US Solar Startup Silevo Moves to Hangzhou
Startup company starts work on 30 MW photovoltaic facility after raising US$55 mil
On October 12th, Silevo, a California start-up solar technology company, announced plans to manufacture their new hybrid solar cell in China.
According to statements from Chris Beitel, vice president of business development for Silevo, China’s incentive programs offered Silevo the opportunity to manufacture at a lower cost. Beitel, pointed out, however, that the company's manufacturing to China was not an easy decision. “We absolutely did an intense assessment of all the various options—we looked at California, Oregon, and Arizona,” he said.
Financial support from the Chinese government played a significant role in drawing the project to China and to Hanghzou. Silevo’s co-founder and CEO, Zheng Xu, has taken advantage of the Chinese government's incentives for alternative energy projects and for high tech projects founded by returning Chinese businesspeople to help secure a financial package that includes tax breaks, grants and land, Beitel said. Building the factory in China will be $0.18-$0.20 cents per watt lower than building the factory in the U.S., Beitel said.
The decision by Silevo was paralleled a week later when another solar cell startup, Sunpreme announced its decision to set up production in Jiaxing, China near Shanghai. In September, innovative battery developer, Boston-Power announced similar plans to relocate to China.
Aside from the incentives, Beitel explained that China appealed to the owners of the company because both had business ties in China from previous ventures. The availability of China-based venture capital also played a significant role in making this new phase of the company's growth possible.
Silevo has raised $55 million in venture capital from investors, including three China-based firms: DT Capital (affiliated with Madrone Capital), NewMargin Ventures, and GSR Ventures (connected to Mayfield Fund), said Beitel.
The company is using the proceeds of its fundraising to build a 30 MW factory in Hangzhou, China, and expects to bring the factory into full production mode during the first quarter of 2012. The company plans to add another 200 MW in 2013 if demand is there. Beitel declined to discuss whether the company has customers at this stage.

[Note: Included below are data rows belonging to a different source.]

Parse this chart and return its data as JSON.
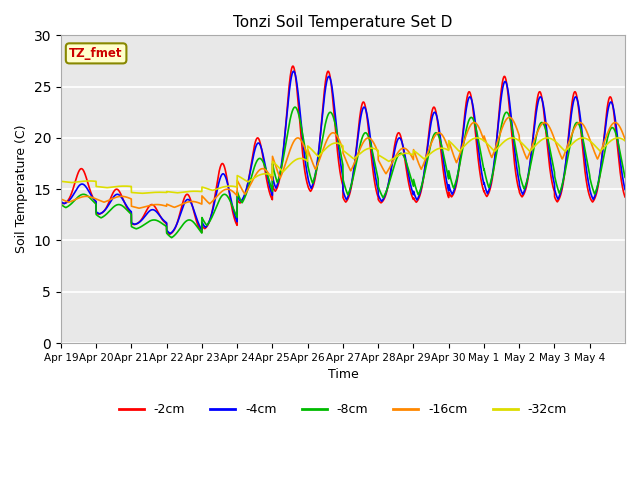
{
  "title": "Tonzi Soil Temperature Set D",
  "xlabel": "Time",
  "ylabel": "Soil Temperature (C)",
  "ylim": [
    0,
    30
  ],
  "yticks": [
    0,
    5,
    10,
    15,
    20,
    25,
    30
  ],
  "background_color": "#e8e8e8",
  "legend_label": "TZ_fmet",
  "series_labels": [
    "-2cm",
    "-4cm",
    "-8cm",
    "-16cm",
    "-32cm"
  ],
  "series_colors": [
    "#ff0000",
    "#0000ff",
    "#00bb00",
    "#ff8800",
    "#dddd00"
  ],
  "x_tick_labels": [
    "Apr 19",
    "Apr 20",
    "Apr 21",
    "Apr 22",
    "Apr 23",
    "Apr 24",
    "Apr 25",
    "Apr 26",
    "Apr 27",
    "Apr 28",
    "Apr 29",
    "Apr 30",
    "May 1",
    "May 2",
    "May 3",
    "May 4"
  ],
  "n_days": 16
}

While China will house their manufacturing for now, the company may look to new locations when they outgrow their future site. “It’s a commitment that we have for phase one,” said Beitel. “When we look to expand to a phase two, we will certainly look into our options.”
Although the company is based in California and will distribute mainly in the U.S., the choice to manufacture in China takes a primary business component offshore. But, as Beitel points out, the choice is not at all uncommon for U.S. businesses.
“For us, it’s very important to have the right cost ratio,” he said. “We do that two ways—one is through the operation strategy, and the second is through our fundamental product. The manufacturing strategy was a difficult decision, but if you look at other peers, like Intel or Apple, all of their manufacturing has been done offshore in China. We thought this was the appropriate stage for us moving forward.”